Q3: Procedure Diagram and Implementation Details

Figure 2 Clarification: This serves as our system diagram, with subtitles corresponding to Section 3 paragraphs. We will align subtitle naming with paragraph headers and add clearer indications of the diagram's purpose.

Belief Probing Robustness: In general LTT remains valid as long as we have an independent and identically distributed calibration set, even if our components are not always correct. On top of this, one of the authors conducted manual verification on over 50 examples from different prompt categories to see whether a unique answer is entailed by the summary.

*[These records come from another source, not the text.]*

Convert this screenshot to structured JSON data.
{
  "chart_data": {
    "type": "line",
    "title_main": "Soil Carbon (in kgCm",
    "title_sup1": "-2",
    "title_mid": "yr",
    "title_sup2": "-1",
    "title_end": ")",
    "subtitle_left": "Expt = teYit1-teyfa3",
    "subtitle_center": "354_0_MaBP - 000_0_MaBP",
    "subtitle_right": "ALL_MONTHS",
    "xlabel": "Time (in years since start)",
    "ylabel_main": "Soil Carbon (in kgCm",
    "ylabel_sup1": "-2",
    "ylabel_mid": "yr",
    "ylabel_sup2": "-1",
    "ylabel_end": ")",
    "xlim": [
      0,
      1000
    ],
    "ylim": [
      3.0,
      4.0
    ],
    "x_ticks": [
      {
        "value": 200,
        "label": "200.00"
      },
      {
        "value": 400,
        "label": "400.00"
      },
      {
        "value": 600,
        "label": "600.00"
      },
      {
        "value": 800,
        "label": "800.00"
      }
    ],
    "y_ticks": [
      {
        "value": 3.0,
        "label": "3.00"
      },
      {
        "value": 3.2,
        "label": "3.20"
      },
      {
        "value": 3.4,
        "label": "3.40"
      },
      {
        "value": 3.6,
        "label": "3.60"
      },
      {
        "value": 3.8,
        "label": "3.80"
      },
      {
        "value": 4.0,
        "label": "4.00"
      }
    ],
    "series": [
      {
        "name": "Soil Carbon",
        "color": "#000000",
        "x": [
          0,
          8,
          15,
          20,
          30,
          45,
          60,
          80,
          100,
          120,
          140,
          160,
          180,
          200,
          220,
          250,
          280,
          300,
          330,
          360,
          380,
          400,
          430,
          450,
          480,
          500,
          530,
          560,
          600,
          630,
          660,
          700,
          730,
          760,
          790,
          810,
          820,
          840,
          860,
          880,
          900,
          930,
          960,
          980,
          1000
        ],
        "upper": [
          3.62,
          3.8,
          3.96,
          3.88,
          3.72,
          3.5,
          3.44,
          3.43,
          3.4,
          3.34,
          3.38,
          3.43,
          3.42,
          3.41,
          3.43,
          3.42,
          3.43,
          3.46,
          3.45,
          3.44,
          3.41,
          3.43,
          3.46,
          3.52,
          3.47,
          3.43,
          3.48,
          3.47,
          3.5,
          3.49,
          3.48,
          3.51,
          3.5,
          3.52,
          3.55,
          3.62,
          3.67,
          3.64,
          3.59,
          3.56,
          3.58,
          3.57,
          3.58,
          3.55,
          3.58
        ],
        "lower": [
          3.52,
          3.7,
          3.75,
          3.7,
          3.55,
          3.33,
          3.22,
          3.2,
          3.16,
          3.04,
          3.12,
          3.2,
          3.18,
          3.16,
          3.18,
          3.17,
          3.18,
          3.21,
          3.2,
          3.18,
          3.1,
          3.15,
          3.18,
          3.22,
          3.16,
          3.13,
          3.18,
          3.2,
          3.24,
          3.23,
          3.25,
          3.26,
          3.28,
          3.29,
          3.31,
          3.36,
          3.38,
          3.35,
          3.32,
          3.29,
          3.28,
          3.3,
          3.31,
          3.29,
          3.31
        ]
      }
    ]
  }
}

The manual verification study shows precision: 0.81, recall: 0.91 across different question types, indicating robustness.

Q4: Cluster Analysis with Varying K Values

While it will be interesting to know how performance scales K, rerunning experiments with different K values requires expensive re-clustering and belief probing. However, we’d like to note that LTT remains valid with K=20. In general, the effect of adding more number of samples is that it provides more fine-grained uncertainty level that the model can fall back to, as they produce more unique clusters:

K	Avg # Clusters
20	8.676
40	13.735
60	17.806
100	24.461

To summarize: Higher K provides more nuanced uncertainty control, but even K=20 maintains sufficient cluster diversity for effective calibration.

References

Mohri, Christopher, and Tatsunori Hashimoto. "Language models with conformal factuality guarantees." Proceedings of the 41st International Conference on Machine Learning. 2024.
Yadkori, Yasin Abbasi, et al. "Mitigating llm hallucinations via conformal abstention." arXiv preprint arXiv:2405.01563 (2024).
Cole, Jeremy, et al. "Selectively Answering Ambiguous Questions." Proceedings of the 2023 Conference on Empirical Methods in Natural Language Processing. 2023.

2025-08-05

Thank you for your response and clarifications. Based on the rebuttal, I have raised my score accordingly.

最终决定Accept (poster)

2025-09-17

As reviewers have mentioned, the problem studied in this paper is well-motivated, the ideas are interesting, empirical studies are convincing, and the paper is well-written. Given these positive elements, I recommend accept.